Helping Children Avoid Dog Bites
“Veterinarians recognize, while there are 72 million good dogs in the United States, any dog can bite if it is frightened or feels threatened, even the family pet. Unfortunately, children are most often the victims,” says Dr. Larry M. Kornegay, of the AVMA Executive Board.
Bite injuries occur most often among children between ages 5 and 9 years old. In victims younger than 18 years old, the family dog inflicts 30 percent of all dog bites, and a neighbor’s dog is responsible for another 50 percent of these bites.
Children should be reminded to always abide by the following safety rules:
- Never approach any dog with whom they are unfamiliar, or any dog they may know if the dog is unaccompanied by their pet parent.
- Always ask for permission from a pet’s guardian before petting a dog.
- Do not approach any animal who shows signs of injury or illness. If a child feels that a dog requires assistance, he or she should tell an adult.
- Never approach a dog who is sleeping, eating, playing with their toy or caring for puppies.
- Never provoke a dog through teasing, poking, pinching or pulling.
The American Veterinary Medical Association offers a number of in-depth articles regarding bite prevention, ranging from reasons why Rover might bite to reading a dog’s body language. A downloadable Dog Bite Prevention brochure is also available.
Combining education with entertainment, the American Veterinary Medical Association has created several episodes of Jimmy’s Dog House, which highlights some of the actions to avoid when associating with a dog:
Keeping Utility Workers Safe from Dog Bites
We don’t have meter readers at our home (that’s a nice thing about country living…we read our own electrical meter and mail in the reading) but we do have a lot of deliveries.
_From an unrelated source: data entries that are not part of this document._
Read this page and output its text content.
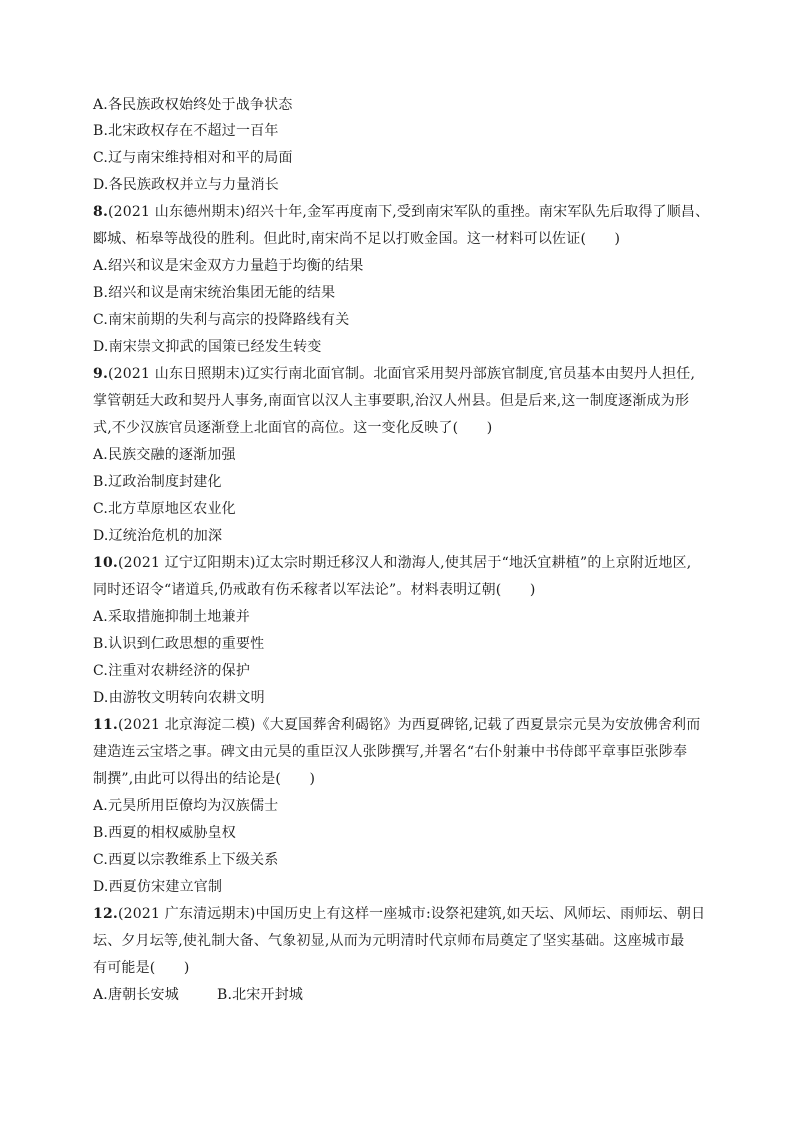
A.各民族政权始终处于战争状态
B.北宋政权存在不超过一百年
C.辽与南宋维持相对和平的局面
D.各民族政权并立与力量消长
8.(2021 山东德州期末)绍兴十年,金军再度南下,受到南宋军队的重挫。南宋军队先后取得了顺昌、
郾城、柘皋等战役的胜利。但此时,南宋尚不足以打败金国。这一材料可以佐证(　　)
A.绍兴和议是宋金双方力量趋于均衡的结果
B.绍兴和议是南宋统治集团无能的结果
C.南宋前期的失利与高宗的投降路线有关
D.南宋崇文抑武的国策已经发生转变
9.(2021 山东日照期末)辽实行南北面官制。北面官采用契丹部族官制度,官员基本由契丹人担任,
掌管朝廷大政和契丹人事务,南面官以汉人主事要职,治汉人州县。但是后来,这一制度逐渐成为形
式,不少汉族官员逐渐登上北面官的高位。这一变化反映了(　　)
A.民族交融的逐渐加强
B.辽政治制度封建化
C.北方草原地区农业化
D.辽统治危机的加深
10.(2021 辽宁辽阳期末)辽太宗时期迁移汉人和渤海人,使其居于“地沃宜耕植”的上京附近地区,
同时还诏令“诸道兵,仍戒敢有伤禾稼者以军法论”。材料表明辽朝(　　)
A.采取措施抑制土地兼并
B.认识到仁政思想的重要性
C.注重对农耕经济的保护
D.由游牧文明转向农耕文明
11.(2021 北京海淀二模)《大夏国葬舍利碣铭》为西夏碑铭,记载了西夏景宗元昊为安放佛舍利而
建造连云宝塔之事。碑文由元昊的重臣汉人张陟撰写,并署名“右仆射兼中书侍郎平章事臣张陟奉
制撰”,由此可以得出的结论是(　　)
A.元昊所用臣僚均为汉族儒士
B.西夏的相权威胁皇权
C.西夏以宗教维系上下级关系
D.西夏仿宋建立官制
12.(2021 广东清远期末)中国历史上有这样一座城市:设祭祀建筑,如天坛、风师坛、雨师坛、朝日
坛、夕月坛等,使礼制大备、气象初显,从而为元明清时代京师布局奠定了坚实基础。这座城市最
有可能是(　　)
A.唐朝长安城	B.北宋开封城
We post “Beware of Dog” signs just to let delivery people and anyone else know that we have dogs on our property, just so there are no surprises.
Of course, socialization and training are the best steps to preventing dog bites. What else can you do to help make sure that utility workers, repairmen, and others come and go from your property safely?
We’ve got some tips here from Southern California Gas Co.; they know firsthand about the danger of dog bites since, although children are the most common victims of dog bites, utility workers are second.
Here are their suggestions:
- Securely confine or relocate your dog during scheduled customer service visits and when it’s time for utility employees to read your meter.
- Contact your local utilities or check your monthly bills for the dates when utility workers are scheduled to conduct meter readings. On those days, leave gates unlocked and keep your dogs or other pets securely confined in another section of the property.
- If the employee is outside, keep your dog securely confined inside. If the employee is inside, keep your dog securely confined outside. Dogs may become more protective in the presence of their owners. Make sure your dog is securely confined where it cannot come into contact with the utility employee.
- Post a Beware of Dog sign on your fence or house to avoid any surprises.
- Leave a note on your meter explaining that you have a dog and how and where it is confined.
- Be sure all vaccinations and inoculations for rabies and parasites are up to date.
- Train your dog to obey simple commands like “sit,” “stay,” “no” and “come.” Obedience training can teach dogs proper behavior and help owners control their dogs in any situation.
- Collar your dog, so you have the means to quickly restrain your dog in any emergency.
- If you get a new dog, contact your local utilities to let them know.